David Chappell‘s new book went on sale yesterday, just in time for the holiday weekend. It’s full title is Waking from a Dream: The Struggle for Civil Rights in the Shadow of Martin Luther King, Jr. Chappell is the Rothbaum Professor of Modern American History at the University of Oklahoma and the author of the acclaimed Stone of Hope: Prophetic Religion and the Death of Jim Crow.

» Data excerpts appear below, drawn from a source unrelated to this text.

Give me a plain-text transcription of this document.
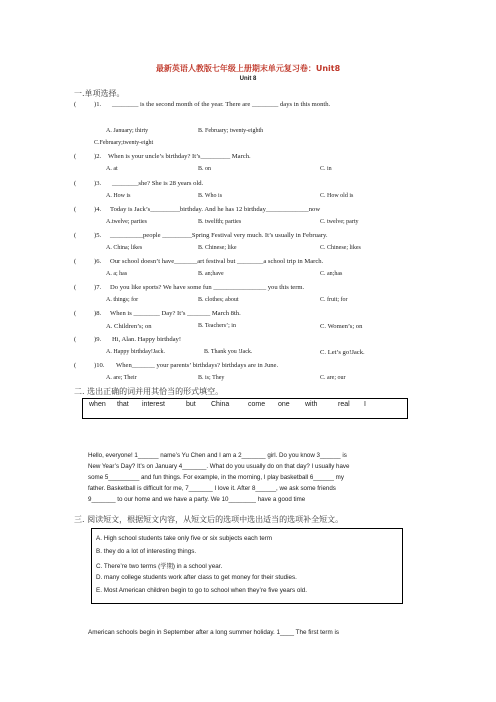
最新英语人教版七年级上册期末单元复习卷：Unit8
Unit 8
一.单项选择。
(	)1. ________ is the second month of the year. There are ________ days in this month.
A. January; thirty	B. February; twenty-eighth
C.February;twenty-eight
(	)2. When is your uncle’s birthday? It’s_________ March.
A. at	B. on	C. in
(	)3. ________she? She is 28 years old.
A. How is	B. Who is	C. How old is
(	)4. Today is Jack’s_________birthday. And he has 12 birthday_____________now
A.twelve; parties	B. twelfth; parties	C. twelve; party
(	)5. __________people _________Spring Festival very much. It’s usually in February.
A. China; likes	B. Chinese; like	C. Chinese; likes
(	)6. Our school doesn’t have_______art festival but ________a school trip in March.
A. a; has	B. an;have	C. an;has
(	)7. Do you like sports? We have some fun ________________ you this term.
A. things; for	B. clothes; about	C. fruit; for
(	)8. When is ________ Day? It’s _______ March 8th.
A. Children’s; on	B. Teachers’; in	C. Women’s; on
(	)9. Hi, Alan. Happy birthday!
A. Happy birthday!Jack.	B. Thank you !Jack.	C. Let’s go!Jack.
(	)10. When_______ your parents’ birthdays? birthdays are in June.
A. are; Their	B. is; They	C. are; our
二. 选出正确的词并用其恰当的形式填空。
when that interest	but China	come one with	real I
Hello, everyone! 1______ name’s Yu Chen and I am a 2_______ girl. Do you know 3______ is
New Year’s Day? It’s on January 4_______. What do you usually do on that day? I usually have
some 5_________ and fun things. For example, in the morning, I play basketball 6______ my
father. Basketball is difficult for me, 7_______ I love it. After 8______, we ask some friends
9_______ to our home and we have a party. We 10________ have a good time
三. 阅读短文，根据短文内容，从短文后的选项中选出适当的选项补全短文。
A. High school students take only five or six subjects each term
B. they do a lot of interesting things.
C. There’re two terms (学期) in a school year.
D. many college students work after class to get money for their studies.
E. Most American children begin to go to school when they’re five years old.
American schools begin in September after a long summer holiday. 1____ The first term is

Over at Religion in American History, Michael Hammond has published a two-part interview with Chappell. You can read Part I here. And here is a taste of Part II:
You could see it more loosely as just this ongoing struggle for African American freedom that’s been going on since the middle passage, and some ways since before the middle passage. I think each new chapter takes a very, very different perspective and tells a very, very different story from the previous chapter. And I do think I am more of a splitter than a lumper—that it’s the uniqueness of historical events and historical characters historical circumstances that leap out to you and demands attention.
Tom Van Dyke says
The elided truth is that MLK's biggest battle was with irrelevance after 1965. On his left, he wasn't exotic enough for the radical chic of Malcolm or the Panthers, and to his right–most of the country–his further agenda of left-wing social engineering was unacceptable.
Martin Luther King Day froze the MLK of 1965 in time, at the crest of his great victories, where racial equality became the law of the land. What followed is of biographical importance, but not historical.